Mr. Jonathan G. Katz
Secretary
Securities and Exchange Commission
450 Fifth Street, N.W.
Washington, D.C. 20549-0609

Re: Regulation of Market Information Fees and Revenues
(File No. S7-28-99)

Dear Mr. Katz:

The Investment Company Institute1 appreciates the opportunity to comment on the Securities and Exchange Commission’s concept release regarding the regulation of market information fees and revenues.2 The Release reviews the arrangements for disseminating "market information," i.e., information concerning quotations for and transactions in securities and options that are actively traded in the U.S. markets, the fees charged for this information, and the role of revenues obtained from these fees in funding the markets’ self-regulatory organizations.

The Institute believes that the issues raised by the Release are very important to the effective functioning of the markets.

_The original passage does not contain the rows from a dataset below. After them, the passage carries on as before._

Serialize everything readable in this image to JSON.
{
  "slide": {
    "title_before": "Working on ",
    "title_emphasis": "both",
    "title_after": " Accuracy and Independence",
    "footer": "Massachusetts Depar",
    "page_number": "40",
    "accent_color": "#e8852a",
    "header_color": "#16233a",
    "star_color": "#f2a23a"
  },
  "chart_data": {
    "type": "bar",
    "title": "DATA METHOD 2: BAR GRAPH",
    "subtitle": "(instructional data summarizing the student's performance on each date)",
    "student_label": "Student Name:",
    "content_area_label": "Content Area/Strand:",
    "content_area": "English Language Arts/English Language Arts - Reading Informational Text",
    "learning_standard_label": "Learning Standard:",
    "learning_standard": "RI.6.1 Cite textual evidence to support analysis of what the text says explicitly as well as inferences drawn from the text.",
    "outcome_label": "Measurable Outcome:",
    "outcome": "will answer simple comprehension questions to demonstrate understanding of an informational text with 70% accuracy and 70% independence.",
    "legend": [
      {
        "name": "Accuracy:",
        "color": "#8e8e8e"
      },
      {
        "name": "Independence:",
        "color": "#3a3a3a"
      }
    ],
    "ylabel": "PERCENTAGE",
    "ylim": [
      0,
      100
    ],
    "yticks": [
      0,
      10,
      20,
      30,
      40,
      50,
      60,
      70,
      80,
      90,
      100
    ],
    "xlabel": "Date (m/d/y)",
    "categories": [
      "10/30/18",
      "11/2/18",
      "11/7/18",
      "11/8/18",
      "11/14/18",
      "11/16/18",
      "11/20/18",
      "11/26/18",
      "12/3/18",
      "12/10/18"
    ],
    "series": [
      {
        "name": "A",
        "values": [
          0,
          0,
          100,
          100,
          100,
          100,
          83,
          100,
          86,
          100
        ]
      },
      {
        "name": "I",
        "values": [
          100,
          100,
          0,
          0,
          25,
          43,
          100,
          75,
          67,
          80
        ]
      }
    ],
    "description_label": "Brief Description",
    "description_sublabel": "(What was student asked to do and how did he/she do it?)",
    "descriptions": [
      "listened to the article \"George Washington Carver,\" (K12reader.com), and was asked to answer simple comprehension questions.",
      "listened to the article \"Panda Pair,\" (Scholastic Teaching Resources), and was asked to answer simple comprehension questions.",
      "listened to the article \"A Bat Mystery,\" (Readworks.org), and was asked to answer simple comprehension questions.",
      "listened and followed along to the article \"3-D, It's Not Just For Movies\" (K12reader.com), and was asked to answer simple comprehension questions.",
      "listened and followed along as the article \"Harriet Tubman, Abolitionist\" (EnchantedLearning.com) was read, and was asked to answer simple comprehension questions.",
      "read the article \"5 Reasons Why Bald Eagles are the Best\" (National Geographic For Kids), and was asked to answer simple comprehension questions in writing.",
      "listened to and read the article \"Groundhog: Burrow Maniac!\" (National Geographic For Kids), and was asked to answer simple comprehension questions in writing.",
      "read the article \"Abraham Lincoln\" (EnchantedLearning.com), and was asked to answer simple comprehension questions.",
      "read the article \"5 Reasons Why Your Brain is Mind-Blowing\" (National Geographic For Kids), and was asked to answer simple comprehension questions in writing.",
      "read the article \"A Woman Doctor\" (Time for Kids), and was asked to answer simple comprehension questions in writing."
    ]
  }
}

Reliable and timely market information is crucial to our members, who are investors of over $6 trillion of assets for over 78 million individual shareholders. As the Release notes, the consolidated, real-time stream of market information is an important means of enhancing the transparency of the buying and selling interest in a security, for addressing the fragmentation of buying and selling interest among different market centers, and for facilitating the best execution of customers' orders by their broker-dealers.

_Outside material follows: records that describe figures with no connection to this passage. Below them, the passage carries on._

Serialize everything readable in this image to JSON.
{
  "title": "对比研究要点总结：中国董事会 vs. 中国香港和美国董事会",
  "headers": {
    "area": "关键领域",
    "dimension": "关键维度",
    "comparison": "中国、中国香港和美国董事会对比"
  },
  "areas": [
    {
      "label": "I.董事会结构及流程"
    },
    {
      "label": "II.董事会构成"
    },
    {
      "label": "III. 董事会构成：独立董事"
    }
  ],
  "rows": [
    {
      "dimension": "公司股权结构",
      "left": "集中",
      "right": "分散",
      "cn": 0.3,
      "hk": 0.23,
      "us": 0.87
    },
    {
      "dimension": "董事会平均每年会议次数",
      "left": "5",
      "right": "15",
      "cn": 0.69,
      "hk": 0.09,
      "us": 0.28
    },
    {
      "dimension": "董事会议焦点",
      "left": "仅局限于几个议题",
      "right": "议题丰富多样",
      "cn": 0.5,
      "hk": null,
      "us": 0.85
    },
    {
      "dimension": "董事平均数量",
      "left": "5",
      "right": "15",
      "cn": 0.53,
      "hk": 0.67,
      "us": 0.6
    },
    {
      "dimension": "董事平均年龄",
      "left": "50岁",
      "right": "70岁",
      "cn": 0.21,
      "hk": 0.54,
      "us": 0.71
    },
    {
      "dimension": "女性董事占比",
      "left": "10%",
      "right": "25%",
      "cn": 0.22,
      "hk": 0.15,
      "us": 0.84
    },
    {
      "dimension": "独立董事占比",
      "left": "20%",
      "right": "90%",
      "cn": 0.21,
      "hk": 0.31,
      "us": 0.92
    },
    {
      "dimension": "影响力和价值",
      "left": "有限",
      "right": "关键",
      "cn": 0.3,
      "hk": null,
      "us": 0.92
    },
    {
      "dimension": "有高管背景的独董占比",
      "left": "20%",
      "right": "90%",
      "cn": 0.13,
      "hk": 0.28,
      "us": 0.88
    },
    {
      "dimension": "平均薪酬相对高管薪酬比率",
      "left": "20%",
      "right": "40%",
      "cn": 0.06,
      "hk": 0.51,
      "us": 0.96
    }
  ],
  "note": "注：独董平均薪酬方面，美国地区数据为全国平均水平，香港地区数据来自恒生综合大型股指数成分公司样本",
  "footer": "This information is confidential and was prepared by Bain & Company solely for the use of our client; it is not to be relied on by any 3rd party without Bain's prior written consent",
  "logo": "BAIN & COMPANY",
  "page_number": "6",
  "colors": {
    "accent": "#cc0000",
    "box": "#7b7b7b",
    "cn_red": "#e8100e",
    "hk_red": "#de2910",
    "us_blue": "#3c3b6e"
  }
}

The Release states that one of the developments in the securities industry prompting the SEC’s review of market information arrangements are the NYSE’s and Nasdaq’s plans to become for-profit entities. As the Institute stated in a letter to SEC Chairman Levitt last fall,3 the demutualization of the NYSE and Nasdaq raises a concern, which stems from the overwhelming dominance that these entities currently enjoy in the marketplace and are likely to continue to enjoy after they become for-profit enterprises, that the NYSE and Nasdaq might raise their fees to inappropriate levels. We are therefore pleased that the SEC is reevaluating the arrangements for disseminating market information, including the fees charged for this information. We agree with the approach outlined in the Release that market information fee levels should be tied to some type of flexible cost-based standard in order to prevent entities from raising fees to inappropriate levels and realizing excessive profits.

* * *

The Institute appreciates the opportunity to comment on the concept release. Any questions regarding our comments may be directed to the undersigned at 202-326-5815 or to Ari Burstein, Assistant Counsel, at 202-371-5408.

Sincerely,

Craig S. Tyle
General Counsel

ENDNOTES

1 The Investment Company Institute is the national association of the American investment company industry. Its membership includes 8,021 open-end investment companies ("mutual funds"), 496 closed-end investment companies and 8 sponsors of unit investment trusts. Its mutual fund members have assets of about $6.728 trillion, accounting for approximately 95% of total industry assets, and over 78.7 million individual shareholders.

2 Securities Exchange Act Release No. 42208 (December 9, 1999), 64 FR 70613 (December 17, 1999) (the "Release").

3 See Letter from Matthew P. Fink, President, Investment Company Institute to, Arthur Levitt, Chairman, Securities and Exchange Commission, dated October 13, 1999.